Proteopedia is an online encyclopedia designed to illustrate the three-dimensional (3D) structures of proteins, nucleic acids, and their complexes [1, 2]. To better describe protein–DNA binding at the molecular level, we created two Proteopedia pages (http://proteopedia.org/w/Hox-DNA_Recognition and http://proteopedia.org/w/P53-DNA_Recognition), where we annotated and visualized key interactions at protein–protein and protein–DNA interfaces within protein–DNA complexes for the Hox and p53 transcription factors (Fig. 1). The p53 tumor suppressor plays an instrumental role in the body's defense against stress and cancer by promoting distinct biological responses, while Hox proteins are crucial transcription factors that regulate the development of distinct segments of the embryo.
Protein–DNA readout modes have been traditionally classified into “direct and indirect readout,” terms coined when the very first crystal structures of protein–DNA complexes were solved and analyzed. Direct readout originally referred to hydrogen bonds between amino acids and bases, and indirect readout to water-mediated hydrogen bonds . Since then, the 3D structures of thousands of protein–DNA complexes have become available, shedding light on many variations of protein–DNA recognition. Different protein families bind to DNA with various levels of specificity, from non-specific to highly specific, which can be achieved through a variety of means . Some proteins bind alone, while others recruit cofactors or bind as dimers or tetramers. Proteins can contact the DNA either in the major or minor groove, or bind to both grooves at once. Some proteins leave the intrinsic DNA structure essentially intact, while others drastically deform the DNA. The term direct readout is not restricted to sequence-specific hydrogen bonds or hydrophobic contacts with functional groups of bases. Indirect readout, in turn, has become a catch-all term that is poorly defined. Thus, a classification into the two categories, direct and indirect readout, is simply not extensive enough to reflect our current knowledge of thousands of structures.
To assist researchers and educators, we have recently proposed a new classification scheme for protein–DNA readout modes into the more descriptive categories of “base and shape readout,” which allow subsequent sub-classifications such as local and global shape readout, and major and minor groove base readout [3, 4]. We illustrated that Drosophila Hox proteins recruit a cofactor, Exd (Extradenticle), to achieve in vivo specificity, a mechanism that we call latent specificity . In comparison to Hox proteins, human p53 binds to DNA as a tetramer, and thereby engages in cooperative protein–protein interactions . Both the Hox and p53 transcription factors engage in hydrogen bonding between protein side chains and major groove edges of the base pairs. In particular, bidentate hydrogen bonds between arginine side chains and guanine bases contribute to highly specific sequence readout. Similarly, both transcription factors use shape readout of minor groove geometry and electrostatic potential to enhance binding specificity . However, the mechanisms through which the shapes of their binding sites are modulated differ (Fig. 1). Hox binding sites are recognized based on their sequence-dependent minor groove shape . In contrast, it has been observed that the DNA targets of p53 alter their shape through a transition of some base pairs from Watson–Crick to Hoogsteen geometry . It still remains to be seen, however, if the Hoogsteen geometry is recognized by p53 as an intrinsic feature of DNA or if it is induced through the formation of the complex .

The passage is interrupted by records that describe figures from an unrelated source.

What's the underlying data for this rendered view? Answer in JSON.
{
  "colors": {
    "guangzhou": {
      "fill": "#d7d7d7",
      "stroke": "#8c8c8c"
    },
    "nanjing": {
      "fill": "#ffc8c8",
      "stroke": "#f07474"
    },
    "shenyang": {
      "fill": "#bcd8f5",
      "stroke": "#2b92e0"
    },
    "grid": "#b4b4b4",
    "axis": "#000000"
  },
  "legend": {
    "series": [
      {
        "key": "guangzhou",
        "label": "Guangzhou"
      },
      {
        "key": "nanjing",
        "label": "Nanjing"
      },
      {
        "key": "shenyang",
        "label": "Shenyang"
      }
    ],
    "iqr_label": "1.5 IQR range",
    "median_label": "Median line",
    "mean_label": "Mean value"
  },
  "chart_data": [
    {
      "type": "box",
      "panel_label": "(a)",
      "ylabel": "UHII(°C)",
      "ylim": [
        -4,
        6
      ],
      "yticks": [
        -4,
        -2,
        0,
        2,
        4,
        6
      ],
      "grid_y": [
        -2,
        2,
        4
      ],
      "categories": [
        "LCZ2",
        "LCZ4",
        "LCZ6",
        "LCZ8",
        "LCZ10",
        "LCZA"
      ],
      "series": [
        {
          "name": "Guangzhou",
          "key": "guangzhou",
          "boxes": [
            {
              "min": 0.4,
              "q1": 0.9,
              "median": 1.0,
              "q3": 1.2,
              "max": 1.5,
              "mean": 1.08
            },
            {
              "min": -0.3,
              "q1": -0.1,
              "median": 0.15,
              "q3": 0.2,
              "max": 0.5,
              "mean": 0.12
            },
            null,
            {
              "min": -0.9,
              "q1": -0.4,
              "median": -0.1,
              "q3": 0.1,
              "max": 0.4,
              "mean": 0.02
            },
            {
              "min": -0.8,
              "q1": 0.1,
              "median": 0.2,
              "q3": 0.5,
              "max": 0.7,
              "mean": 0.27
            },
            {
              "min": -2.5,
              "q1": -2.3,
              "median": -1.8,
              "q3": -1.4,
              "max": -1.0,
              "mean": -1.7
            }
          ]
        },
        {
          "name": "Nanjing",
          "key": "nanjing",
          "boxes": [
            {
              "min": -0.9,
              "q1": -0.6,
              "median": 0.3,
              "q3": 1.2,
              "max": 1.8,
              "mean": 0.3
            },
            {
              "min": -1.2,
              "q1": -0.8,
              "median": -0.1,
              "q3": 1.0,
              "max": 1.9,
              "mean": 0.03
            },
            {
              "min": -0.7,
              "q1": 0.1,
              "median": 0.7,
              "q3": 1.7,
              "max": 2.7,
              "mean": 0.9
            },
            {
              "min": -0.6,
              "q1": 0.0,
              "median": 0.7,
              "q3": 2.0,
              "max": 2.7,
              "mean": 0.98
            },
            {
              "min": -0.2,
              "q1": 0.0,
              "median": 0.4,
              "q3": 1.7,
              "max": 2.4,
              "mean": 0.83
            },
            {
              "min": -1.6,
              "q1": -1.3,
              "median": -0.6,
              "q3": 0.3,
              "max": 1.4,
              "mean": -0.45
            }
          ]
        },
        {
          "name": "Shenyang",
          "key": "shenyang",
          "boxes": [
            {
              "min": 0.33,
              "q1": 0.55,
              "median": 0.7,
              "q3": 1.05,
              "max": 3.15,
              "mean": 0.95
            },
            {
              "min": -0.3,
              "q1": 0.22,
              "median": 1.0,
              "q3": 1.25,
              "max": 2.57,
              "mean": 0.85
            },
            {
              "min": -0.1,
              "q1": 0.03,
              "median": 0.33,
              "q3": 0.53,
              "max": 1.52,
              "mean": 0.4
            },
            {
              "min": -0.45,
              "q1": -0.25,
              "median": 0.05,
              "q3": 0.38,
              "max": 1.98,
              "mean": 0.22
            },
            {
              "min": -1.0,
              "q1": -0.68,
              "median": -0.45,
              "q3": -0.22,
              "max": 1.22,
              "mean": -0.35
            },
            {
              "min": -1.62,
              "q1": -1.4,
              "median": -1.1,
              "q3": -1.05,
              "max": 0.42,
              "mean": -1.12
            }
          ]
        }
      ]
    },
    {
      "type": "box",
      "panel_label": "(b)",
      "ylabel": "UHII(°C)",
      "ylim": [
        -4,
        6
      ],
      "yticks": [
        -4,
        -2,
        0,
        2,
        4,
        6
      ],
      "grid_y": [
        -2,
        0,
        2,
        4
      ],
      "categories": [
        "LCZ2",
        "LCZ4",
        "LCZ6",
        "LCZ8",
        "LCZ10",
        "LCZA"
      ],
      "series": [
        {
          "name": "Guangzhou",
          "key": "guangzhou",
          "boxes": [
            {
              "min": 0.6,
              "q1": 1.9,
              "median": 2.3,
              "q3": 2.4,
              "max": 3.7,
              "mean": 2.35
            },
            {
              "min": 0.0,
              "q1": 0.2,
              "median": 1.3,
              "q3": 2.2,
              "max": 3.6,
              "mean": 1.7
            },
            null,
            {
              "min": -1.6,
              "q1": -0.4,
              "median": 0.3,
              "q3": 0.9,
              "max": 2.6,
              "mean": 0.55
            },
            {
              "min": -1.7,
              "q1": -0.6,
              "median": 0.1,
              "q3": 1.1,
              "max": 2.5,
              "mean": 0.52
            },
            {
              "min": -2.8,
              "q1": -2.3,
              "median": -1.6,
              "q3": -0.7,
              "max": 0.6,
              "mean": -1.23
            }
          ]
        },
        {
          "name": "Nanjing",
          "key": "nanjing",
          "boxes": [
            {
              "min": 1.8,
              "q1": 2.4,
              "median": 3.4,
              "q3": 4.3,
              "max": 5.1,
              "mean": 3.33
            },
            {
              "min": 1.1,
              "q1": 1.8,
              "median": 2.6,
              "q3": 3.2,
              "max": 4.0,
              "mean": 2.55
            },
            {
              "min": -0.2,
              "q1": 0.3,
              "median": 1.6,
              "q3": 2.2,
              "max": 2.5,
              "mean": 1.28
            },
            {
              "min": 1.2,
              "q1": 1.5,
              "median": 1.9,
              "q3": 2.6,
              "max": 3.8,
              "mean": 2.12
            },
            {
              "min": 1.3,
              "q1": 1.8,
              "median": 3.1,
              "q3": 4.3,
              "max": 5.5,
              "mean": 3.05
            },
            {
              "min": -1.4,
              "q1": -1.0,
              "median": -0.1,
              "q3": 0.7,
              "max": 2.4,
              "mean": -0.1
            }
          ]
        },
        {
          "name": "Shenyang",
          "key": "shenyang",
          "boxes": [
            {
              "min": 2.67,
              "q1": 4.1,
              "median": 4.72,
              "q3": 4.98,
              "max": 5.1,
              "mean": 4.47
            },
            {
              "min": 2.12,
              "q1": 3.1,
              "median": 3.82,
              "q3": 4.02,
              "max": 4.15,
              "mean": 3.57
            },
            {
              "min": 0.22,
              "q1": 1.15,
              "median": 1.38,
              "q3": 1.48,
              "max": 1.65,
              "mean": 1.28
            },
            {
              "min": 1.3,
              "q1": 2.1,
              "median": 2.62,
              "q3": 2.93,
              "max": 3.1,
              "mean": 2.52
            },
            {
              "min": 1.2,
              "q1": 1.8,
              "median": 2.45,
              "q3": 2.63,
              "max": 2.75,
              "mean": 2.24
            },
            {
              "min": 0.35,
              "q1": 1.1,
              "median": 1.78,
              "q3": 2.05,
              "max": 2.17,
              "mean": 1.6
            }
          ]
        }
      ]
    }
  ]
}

Protein structures have been classified in much detail over the years, while the same cannot be said for protein–DNA recognition. Under the new classification scheme, which was already mentioned in a textbook , we are now able to analyze protein–DNA readout modes in more detail and integrate them using 3D visualization to better understand molecular interactions. Proteopedia provides the framework for utilizing intricate details of protein–DNA recognition in both research and education.